Jupilings: What are the 21st-century branding objectives vs. traditional branding-
MM: I think that people are increasingly caring not just about what a company does but how it does it. Corporate Social Responsibility is becoming central to every big organization’s identity, and they want to be seen to be decent, conscientious actors in their field. For example, it’s no longer enough that your basketball boots are top quality, you’ve also got to show that you’re not exploiting the environment or children from developing countries in the manufacturing process. (It’s not just the customers who care about these things, but those providing the loans for your growth, those accepting your sponsorship of their event, the brands willing to be associated with you and so on.) So, branding in the 21st century is as much about the producers as the product. That, I think, is the most important difference.
Jupilings: What is the ROI on branding campaigns in the 21st-century-
MM: “Branding campaign” is quite a broad term that can encapsulate so many different initiatives. It can be about brand awareness or brand re-building and so on, and so much of it actually consists of PR, with specific – often measurable – objectives.
To attempt an answer, however: I’m sure that there are a lot of outcomes that factor in technological engagement and digital metrics but I think that ultimately the principles of a successful branding campaign remain unchanged. Do people like your brand? Do they trust you? Do they want to keep their relationship with you alive? What’s the objective of the campaign?
Going back to what I said at the start of this interview about marketing: a sound marketing strategy plays a crucial role in every campaign, but particularly in those where the ROI is expected to be measurable.
For example, a startup providing dog-walking and pet care services may have budgeted $100,000 for a “branding campaign” and decides to spend that entire amount on TV advertising as it has the widest reach in terms of eyeballs. They may see that for an hour following each ad spot, visits to their website go up by 5000%. Is this an acceptable ROI?
The reality is that many dog-owners look for recommendations for pet care from their neighbours and friends, preferring to entrust their pet to a tried and tested independent local operator or individual rather than to a big, shiny company whose ad they saw on TV.
So, for $100,000 the client has ended up with an excellent creative TV ad (brief met); 5000 new visitors to their website (engagement goal met); and two new clients (ROI not met).
A sound marketing strategy based on knowing what influences customer behaviour would have resulted in a much cheaper, smaller and more personal local awareness campaign with a far higher conversion rate.
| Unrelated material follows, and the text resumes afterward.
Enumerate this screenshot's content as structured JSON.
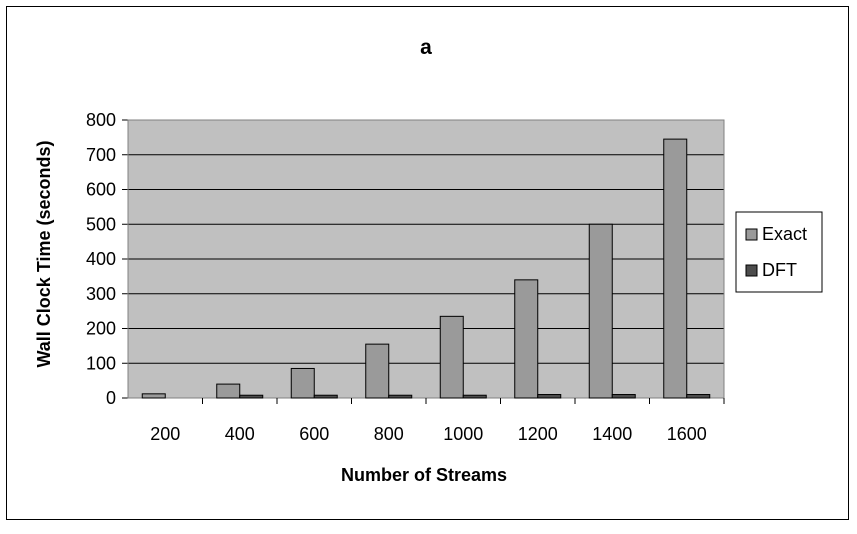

Jupilings: How do experience and engagement play an essential role in new measuring metrics-
MM: It really depends very much on your product, your target market and – of course – what counts as “engagement.” If you’re a media company, you probably want your audience to be using your app, or visiting your website, multiple times a day – if only to kill time. If you’re selling expensive handcrafted jewellery for women, you may be satisfied with a customer visiting your website twice a year, provided she spend a decent amount of time browsing and – from time to time – finds what she came for.
I think where digital engagement becomes more important is in customer retention and long-term sustainability. The more you permeate different aspects of your customer’s life, (sell them a sports shoe and then measure every mile they run) the more you’re building a mutual relationship, which equals brand loyalty.
Jupilings: What type of results are realistic for branding budget and time-
MM: This is really unanswerable. It depends on the brief, the objective, the agency and a multitude of other factors.
Three rules that you always follow in brand management:
Be authentic – it avoids disappointment.
Don’t claim anything you can’t prove.
Remember that a brand is made up of every part of your business: your product, your employees’ experience, your customer service, your values and many other things.. not just your logo.